Scanning electron microscopy (SEM) analysis was done with a MIRA II LMU instrument (Tescan, Brno, Czech Republic). Samples were prepared by depositing a drop of a particle or capsule suspension on a silicon wafer and leaving it to dry at room temperature. Before imaging, the samples were coated with an about 5-nm-thick Au film by using an Emitech K350 sputter coater. Images were taken at 30 kV.

Optical microscopy

Confocal laser scanning microscopy (CLSM) was done with a Leica TCS SP8 X instrument (Leica, Germany) equipped with a x100/1.44 oil immersion objective. A laser wavelength of 552 nm was used to excite BSA–RITC fluorescence.

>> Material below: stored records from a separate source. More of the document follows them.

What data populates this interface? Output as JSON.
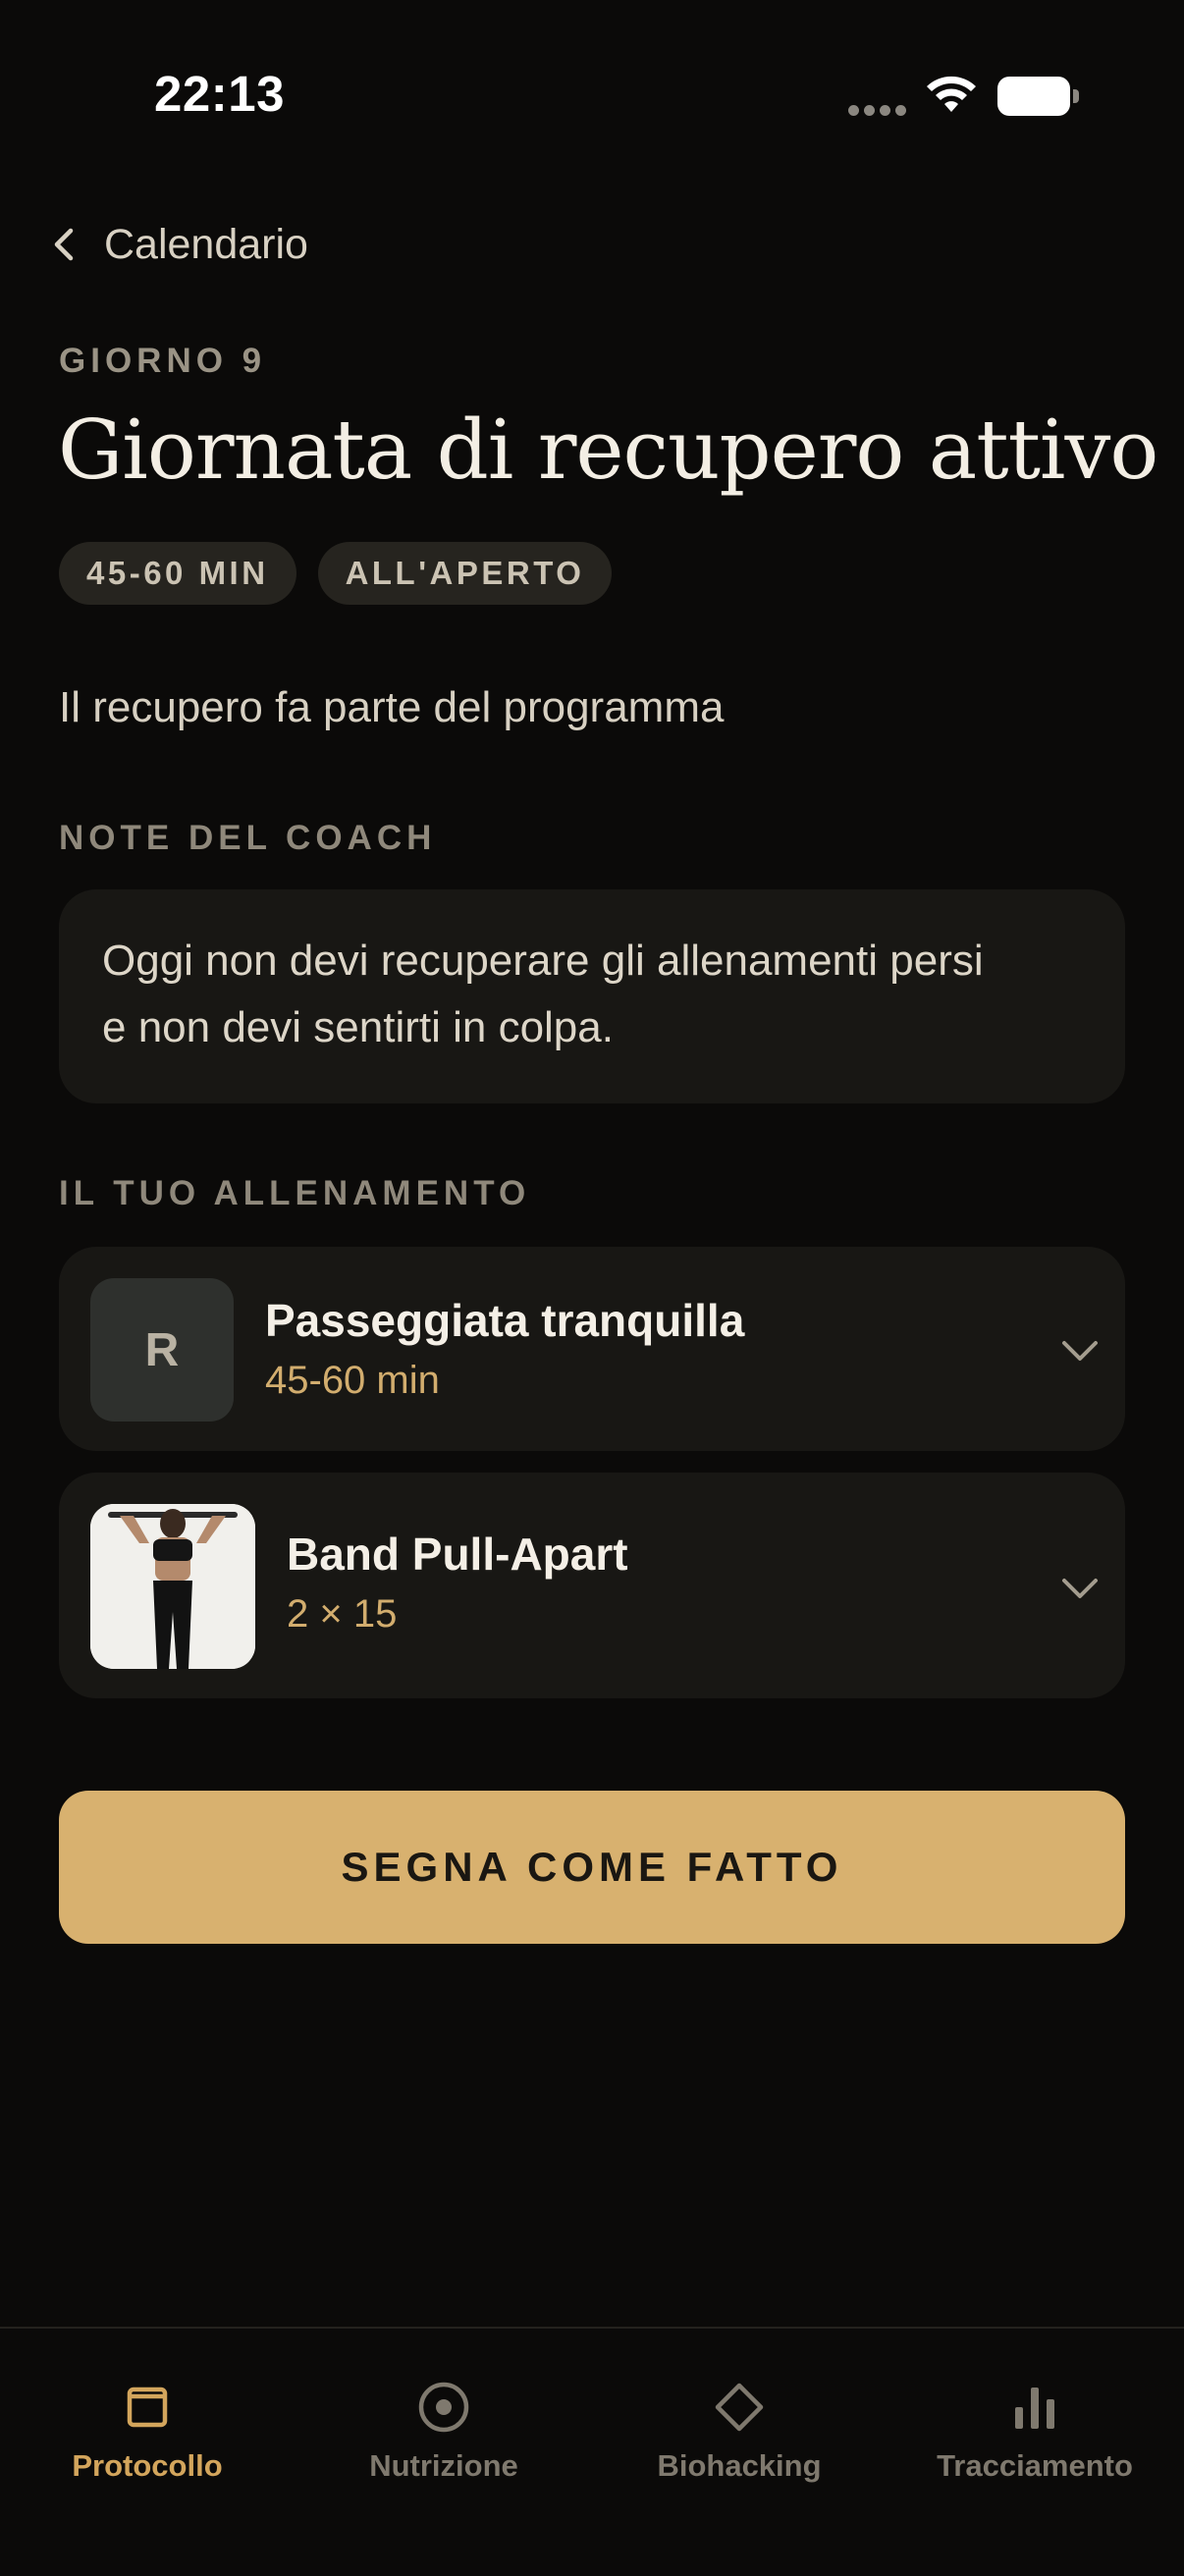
{
  "status_bar": {
    "time": "22:13"
  },
  "nav": {
    "back_label": "Calendario"
  },
  "header": {
    "day_label": "GIORNO 9",
    "title": "Giornata di recupero attivo",
    "tags": [
      "45-60 MIN",
      "ALL'APERTO"
    ]
  },
  "subtitle": "Il recupero fa parte del programma",
  "coach": {
    "section_label": "NOTE DEL COACH",
    "note_line1": "Oggi non devi recuperare gli allenamenti persi",
    "note_line2": "e non devi sentirti in colpa."
  },
  "workout": {
    "section_label": "IL TUO ALLENAMENTO",
    "exercises": [
      {
        "thumb_letter": "R",
        "name": "Passeggiata tranquilla",
        "detail": "45-60 min"
      },
      {
        "name": "Band Pull-Apart",
        "detail": "2 × 15"
      }
    ]
  },
  "action": {
    "done_label": "SEGNA COME FATTO"
  },
  "tab_bar": {
    "tabs": [
      {
        "label": "Protocollo",
        "icon": "calendar-square-icon",
        "active": true
      },
      {
        "label": "Nutrizione",
        "icon": "target-icon",
        "active": false
      },
      {
        "label": "Biohacking",
        "icon": "diamond-icon",
        "active": false
      },
      {
        "label": "Tracciamento",
        "icon": "bar-chart-icon",
        "active": false
      }
    ]
  },
  "colors": {
    "background": "#0b0a09",
    "card": "#181714",
    "accent": "#d8b16f",
    "accent_text": "#d2ad6e",
    "muted_label": "#8f887b"
  }
}
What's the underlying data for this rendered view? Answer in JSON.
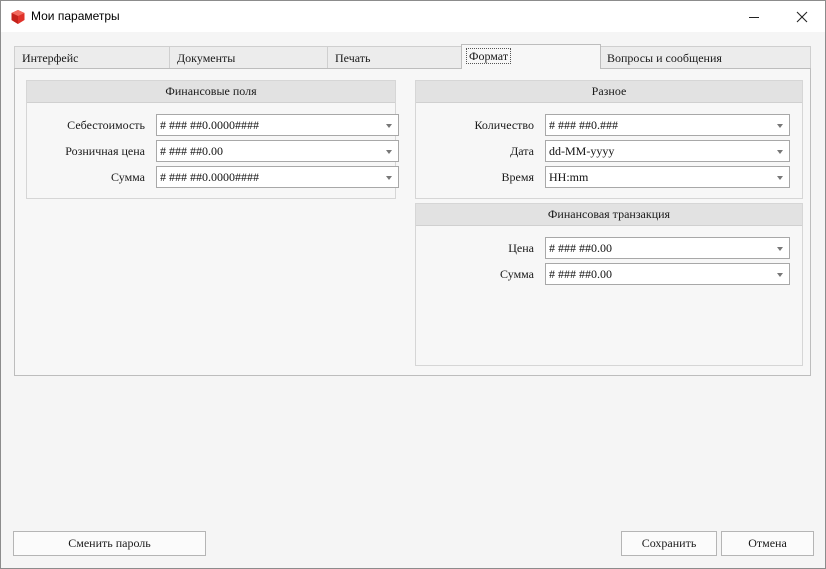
{
  "window": {
    "title": "Мои параметры",
    "icon": "app-logo-icon",
    "accent_color": "#e0322a"
  },
  "tabs": [
    {
      "label": "Интерфейс",
      "active": false
    },
    {
      "label": "Документы",
      "active": false
    },
    {
      "label": "Печать",
      "active": false
    },
    {
      "label": "Формат",
      "active": true
    },
    {
      "label": "Вопросы и сообщения",
      "active": false
    }
  ],
  "financial_fields": {
    "title": "Финансовые поля",
    "fields": [
      {
        "label": "Себестоимость",
        "value": "# ### ##0.0000####"
      },
      {
        "label": "Розничная цена",
        "value": "# ### ##0.00"
      },
      {
        "label": "Сумма",
        "value": "# ### ##0.0000####"
      }
    ]
  },
  "misc": {
    "title": "Разное",
    "fields": [
      {
        "label": "Количество",
        "value": "# ### ##0.###"
      },
      {
        "label": "Дата",
        "value": "dd-MM-yyyy"
      },
      {
        "label": "Время",
        "value": "HH:mm"
      }
    ]
  },
  "financial_transaction": {
    "title": "Финансовая транзакция",
    "fields": [
      {
        "label": "Цена",
        "value": "# ### ##0.00"
      },
      {
        "label": "Сумма",
        "value": "# ### ##0.00"
      }
    ]
  },
  "buttons": {
    "change_password": "Сменить пароль",
    "save": "Сохранить",
    "cancel": "Отмена"
  }
}
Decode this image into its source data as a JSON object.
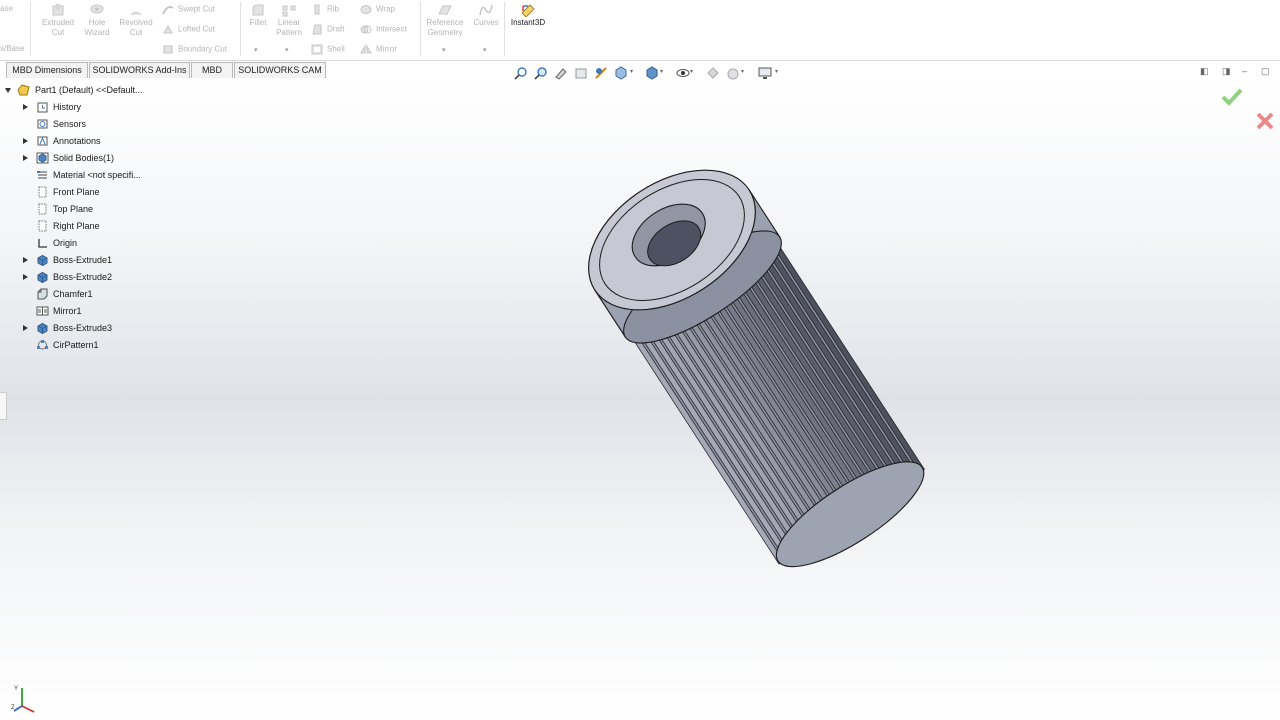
{
  "ribbon": {
    "partial_left_1": "ase",
    "partial_left_2": "s/Base",
    "extruded_cut": [
      "Extruded",
      "Cut"
    ],
    "hole_wizard": [
      "Hole",
      "Wizard"
    ],
    "revolved_cut": [
      "Revolved",
      "Cut"
    ],
    "swept_cut": "Swept Cut",
    "lofted_cut": "Lofted Cut",
    "boundary_cut": "Boundary Cut",
    "fillet": "Fillet",
    "linear_pattern": [
      "Linear",
      "Pattern"
    ],
    "rib": "Rib",
    "draft": "Draft",
    "shell": "Shell",
    "wrap": "Wrap",
    "intersect": "Intersect",
    "mirror": "Mirror",
    "reference_geometry": [
      "Reference",
      "Geometry"
    ],
    "curves": "Curves",
    "instant3d": "Instant3D"
  },
  "tabs": [
    "MBD Dimensions",
    "SOLIDWORKS Add-Ins",
    "MBD",
    "SOLIDWORKS CAM"
  ],
  "tree": {
    "root": "Part1 (Default) <<Default...",
    "items": [
      {
        "label": "History",
        "expandable": true,
        "icon": "history-icon"
      },
      {
        "label": "Sensors",
        "expandable": false,
        "icon": "sensors-icon"
      },
      {
        "label": "Annotations",
        "expandable": true,
        "icon": "annotations-icon"
      },
      {
        "label": "Solid Bodies(1)",
        "expandable": true,
        "icon": "solid-bodies-icon"
      },
      {
        "label": "Material <not specifi...",
        "expandable": false,
        "icon": "material-icon"
      },
      {
        "label": "Front Plane",
        "expandable": false,
        "icon": "plane-icon"
      },
      {
        "label": "Top Plane",
        "expandable": false,
        "icon": "plane-icon"
      },
      {
        "label": "Right Plane",
        "expandable": false,
        "icon": "plane-icon"
      },
      {
        "label": "Origin",
        "expandable": false,
        "icon": "origin-icon"
      },
      {
        "label": "Boss-Extrude1",
        "expandable": true,
        "icon": "boss-extrude-icon"
      },
      {
        "label": "Boss-Extrude2",
        "expandable": true,
        "icon": "boss-extrude-icon"
      },
      {
        "label": "Chamfer1",
        "expandable": false,
        "icon": "chamfer-icon"
      },
      {
        "label": "Mirror1",
        "expandable": false,
        "icon": "mirror-icon"
      },
      {
        "label": "Boss-Extrude3",
        "expandable": true,
        "icon": "boss-extrude-icon"
      },
      {
        "label": "CirPattern1",
        "expandable": false,
        "icon": "circular-pattern-icon"
      }
    ]
  },
  "triad": {
    "y": "Y",
    "z": "Z"
  },
  "colors": {
    "accent_blue": "#3a7bbf",
    "confirm_green": "#8fd27e",
    "cancel_red": "#e88a8a",
    "part_body": "#8e93a4"
  }
}
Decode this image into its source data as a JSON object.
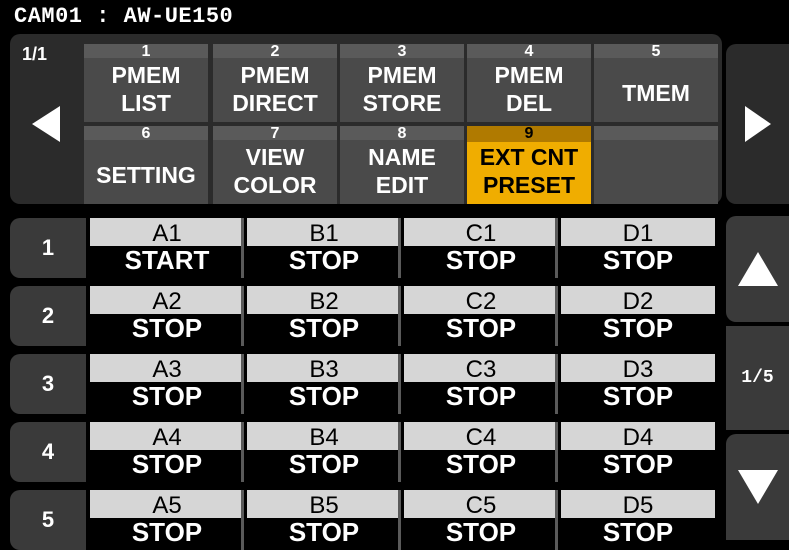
{
  "header": {
    "title": "CAM01 : AW-UE150"
  },
  "menu": {
    "page": "1/1",
    "buttons": [
      {
        "num": "1",
        "lines": [
          "PMEM",
          "LIST"
        ]
      },
      {
        "num": "2",
        "lines": [
          "PMEM",
          "DIRECT"
        ]
      },
      {
        "num": "3",
        "lines": [
          "PMEM",
          "STORE"
        ]
      },
      {
        "num": "4",
        "lines": [
          "PMEM",
          "DEL"
        ]
      },
      {
        "num": "5",
        "lines": [
          "TMEM"
        ]
      },
      {
        "num": "6",
        "lines": [
          "SETTING"
        ]
      },
      {
        "num": "7",
        "lines": [
          "VIEW",
          "COLOR"
        ]
      },
      {
        "num": "8",
        "lines": [
          "NAME",
          "EDIT"
        ]
      },
      {
        "num": "9",
        "lines": [
          "EXT CNT",
          "PRESET"
        ]
      },
      {
        "num": "",
        "lines": []
      }
    ],
    "highlight_color": "#f0ad00"
  },
  "grid": {
    "page": "1/5",
    "rows": [
      {
        "num": "1",
        "cells": [
          {
            "name": "A1",
            "status": "START"
          },
          {
            "name": "B1",
            "status": "STOP"
          },
          {
            "name": "C1",
            "status": "STOP"
          },
          {
            "name": "D1",
            "status": "STOP"
          }
        ]
      },
      {
        "num": "2",
        "cells": [
          {
            "name": "A2",
            "status": "STOP"
          },
          {
            "name": "B2",
            "status": "STOP"
          },
          {
            "name": "C2",
            "status": "STOP"
          },
          {
            "name": "D2",
            "status": "STOP"
          }
        ]
      },
      {
        "num": "3",
        "cells": [
          {
            "name": "A3",
            "status": "STOP"
          },
          {
            "name": "B3",
            "status": "STOP"
          },
          {
            "name": "C3",
            "status": "STOP"
          },
          {
            "name": "D3",
            "status": "STOP"
          }
        ]
      },
      {
        "num": "4",
        "cells": [
          {
            "name": "A4",
            "status": "STOP"
          },
          {
            "name": "B4",
            "status": "STOP"
          },
          {
            "name": "C4",
            "status": "STOP"
          },
          {
            "name": "D4",
            "status": "STOP"
          }
        ]
      },
      {
        "num": "5",
        "cells": [
          {
            "name": "A5",
            "status": "STOP"
          },
          {
            "name": "B5",
            "status": "STOP"
          },
          {
            "name": "C5",
            "status": "STOP"
          },
          {
            "name": "D5",
            "status": "STOP"
          }
        ]
      }
    ]
  },
  "icons": {
    "prev": "left-arrow-icon",
    "next": "right-arrow-icon",
    "up": "up-arrow-icon",
    "down": "down-arrow-icon"
  }
}
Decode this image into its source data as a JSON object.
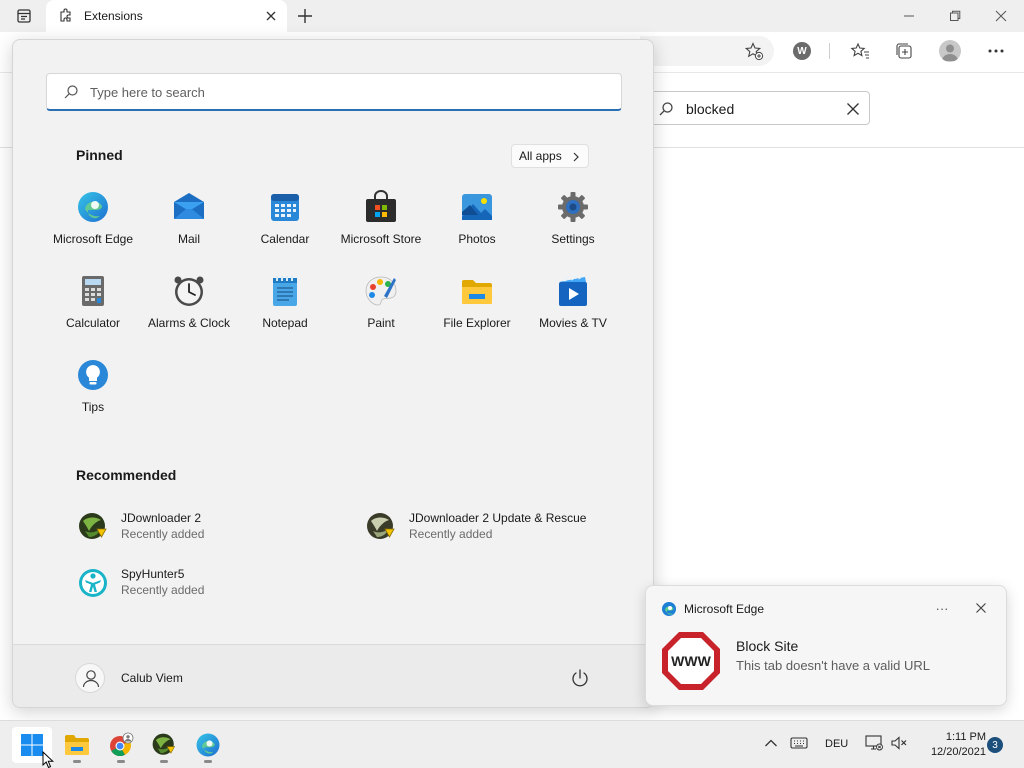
{
  "browser": {
    "tab_title": "Extensions",
    "extensions_search_value": "blocked"
  },
  "start_menu": {
    "search_placeholder": "Type here to search",
    "pinned_title": "Pinned",
    "all_apps_label": "All apps",
    "pinned": [
      {
        "label": "Microsoft Edge",
        "icon": "edge-icon"
      },
      {
        "label": "Mail",
        "icon": "mail-icon"
      },
      {
        "label": "Calendar",
        "icon": "calendar-icon"
      },
      {
        "label": "Microsoft Store",
        "icon": "store-icon"
      },
      {
        "label": "Photos",
        "icon": "photos-icon"
      },
      {
        "label": "Settings",
        "icon": "gear-icon"
      },
      {
        "label": "Calculator",
        "icon": "calculator-icon"
      },
      {
        "label": "Alarms & Clock",
        "icon": "clock-icon"
      },
      {
        "label": "Notepad",
        "icon": "notepad-icon"
      },
      {
        "label": "Paint",
        "icon": "paint-icon"
      },
      {
        "label": "File Explorer",
        "icon": "folder-icon"
      },
      {
        "label": "Movies & TV",
        "icon": "movies-icon"
      },
      {
        "label": "Tips",
        "icon": "lightbulb-icon"
      }
    ],
    "recommended_title": "Recommended",
    "recommended": [
      {
        "title": "JDownloader 2",
        "subtitle": "Recently added",
        "icon": "jdownloader-icon"
      },
      {
        "title": "JDownloader 2 Update & Rescue",
        "subtitle": "Recently added",
        "icon": "jdownloader-icon"
      },
      {
        "title": "SpyHunter5",
        "subtitle": "Recently added",
        "icon": "spyhunter-icon"
      }
    ],
    "user_name": "Calub Viem"
  },
  "notification": {
    "app": "Microsoft Edge",
    "more": "···",
    "title": "Block Site",
    "body": "This tab doesn't have a valid URL",
    "image_text": "WWW"
  },
  "taskbar": {
    "apps": [
      "start-icon",
      "folder-icon",
      "chrome-icon",
      "jdownloader-icon",
      "edge-icon"
    ],
    "language": "DEU",
    "time": "1:11 PM",
    "date": "12/20/2021",
    "notification_count": "3"
  },
  "colors": {
    "accent": "#2b6fb3",
    "start_bg": "#f2f2f2",
    "taskbar_bg": "#eeeeee",
    "stop_red": "#c8222a"
  }
}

The expulsion of microparticles by the crystallization front was visualized with an Olympus IX73 optical inverted microscope and with a Leica DM2500 upright microscope. Both microscopes were operated in the bright-field mode.

Raman measurements

These were made with dried samples on fused silica, by using a Renishaw inVia spectrometer with a 50x/0.5 N.A. long working distance objective lens. The laser excitation was at 532 nm, the power was 0.3 mW, and the detection time was 60 s.

X-ray diffraction measurements

The samples were studied by X-ray diffraction on an X’pert Pro (МPD) diffractometer (PANanalytical, Netherlands) (Ge monochromator) in CuKα radiation (0.154 nm) in the continuous mode. A qualitative diffraction analysis of the samples was done by using the JCPDS PDF-2 database and original studies.